The stake appears to have been spread between institutions and members of the controlling Ziff family.

The weekend storms had their predictable influence on the composite insurers. General Accident, based at Perth and with a heavy concentration in Scotland, was seen to be the hardest hit, falling 12p to 569p.

Hopes that the elusive coal deal will be completed pushed the generators higher, although best levels were not held. National Power was 5p up at 301.5p and PowerGen 5p better at 303p.

Worries about figures today from Euro Disney lowered the shares 30p to 780p.

But the music group Boosey & Hawkes, still relishing its legal confrontation with Walt Disney, jumped 95p to 1,175p.

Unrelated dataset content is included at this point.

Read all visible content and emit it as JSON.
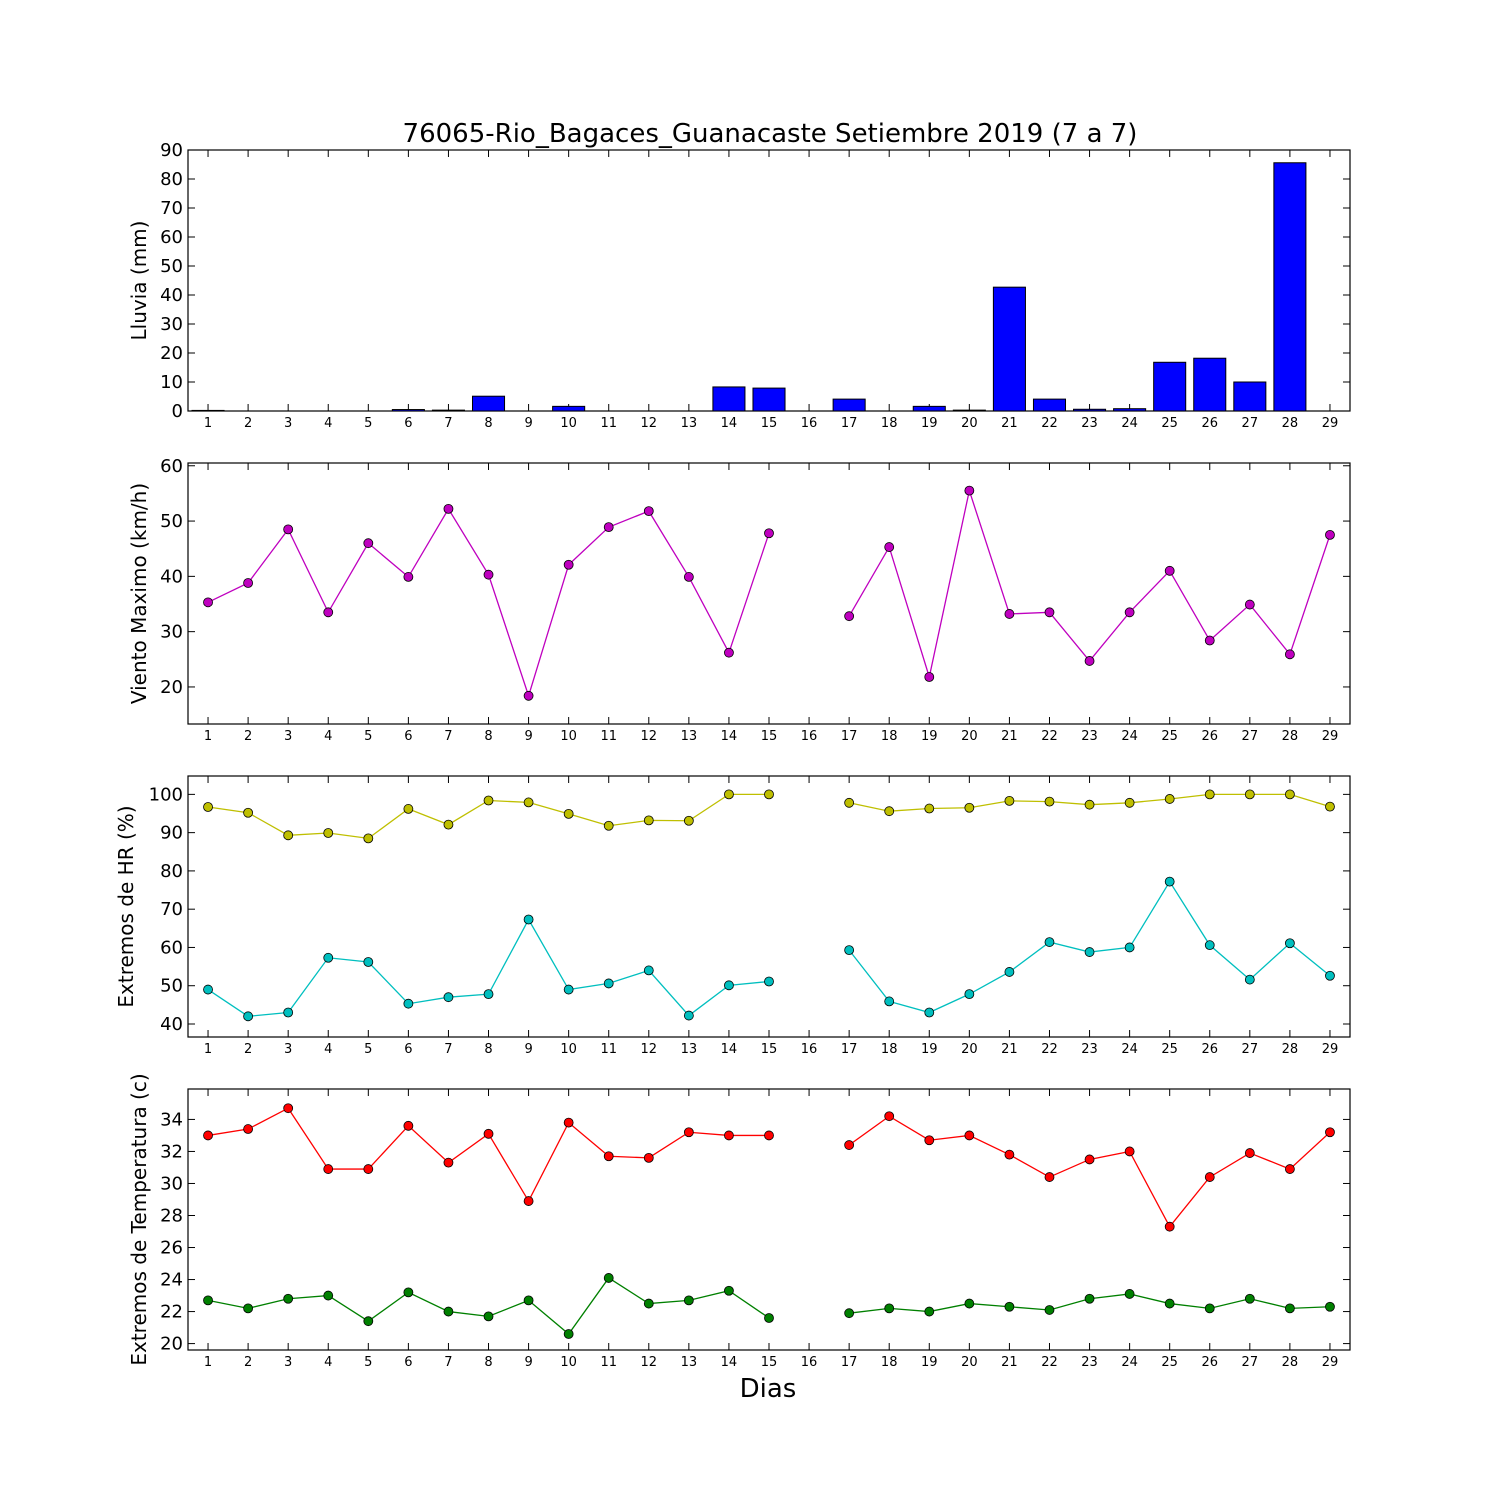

Watts Blake Bearne, the industrial materials group, jumped 22p to 465p as the market continued to ponder the signalled sale of a 45 per cent stake. NatWest Securities believes the shares should be worth 530p but points out any attempt to place the unwanted shares in the market could force the price lower.

Asda, the supermarket chain, was overtaken by rights rumours, falling 3p to 65.5p. Cullens Holdings, the convenience stores chain, rose 2p to 12.5p on director buying.

The shipping group Horace Clarkson tumbled 10p to 68p following the boardroom shake-up and 'a detailed review' of its Lloyd's insurance broking operations.

A NatWest push moved NFC, the old National Freight Corporation, 10p higher at 271p.

Shaftesbury, the property group, continued to score from its Soho involvement, up 6p to 58p.

The FT-SE 100 index moved between extremes of a 1.9 gain and a 17.3 loss yesterday, closing with a 9.3 fall at 2,771.9. The FT-SE 250 index was lowered 4.8 at 2,904.2. Trading failed to reach recent levels, amounting to 490.3 million shares with 31,171 bargains. Government stocks gave ground

Seton Healthcare, floated in 1990 with a pounds 23m capitalisation, is now valued at around pounds 100m following heady profit progress and well-timed acquisitions. Growth has largely come from healthcare, with the sports business feeling the recessionary pinch. Profits last year reached pounds 4.8m and stockbroker Beeson Gregory expects pounds 6m this year. The shares rose 4p to 345p.

Pittencrieff is enjoying remarkable support. The shares rose 11p to 312p yesterday, making a 37p advance so far in the account. The group has indicated it plans to split into two and many felt the acquisition of AmBrit International was a prelude to selling off the oil side as a separately quoted company. An announcement is expected within weeks.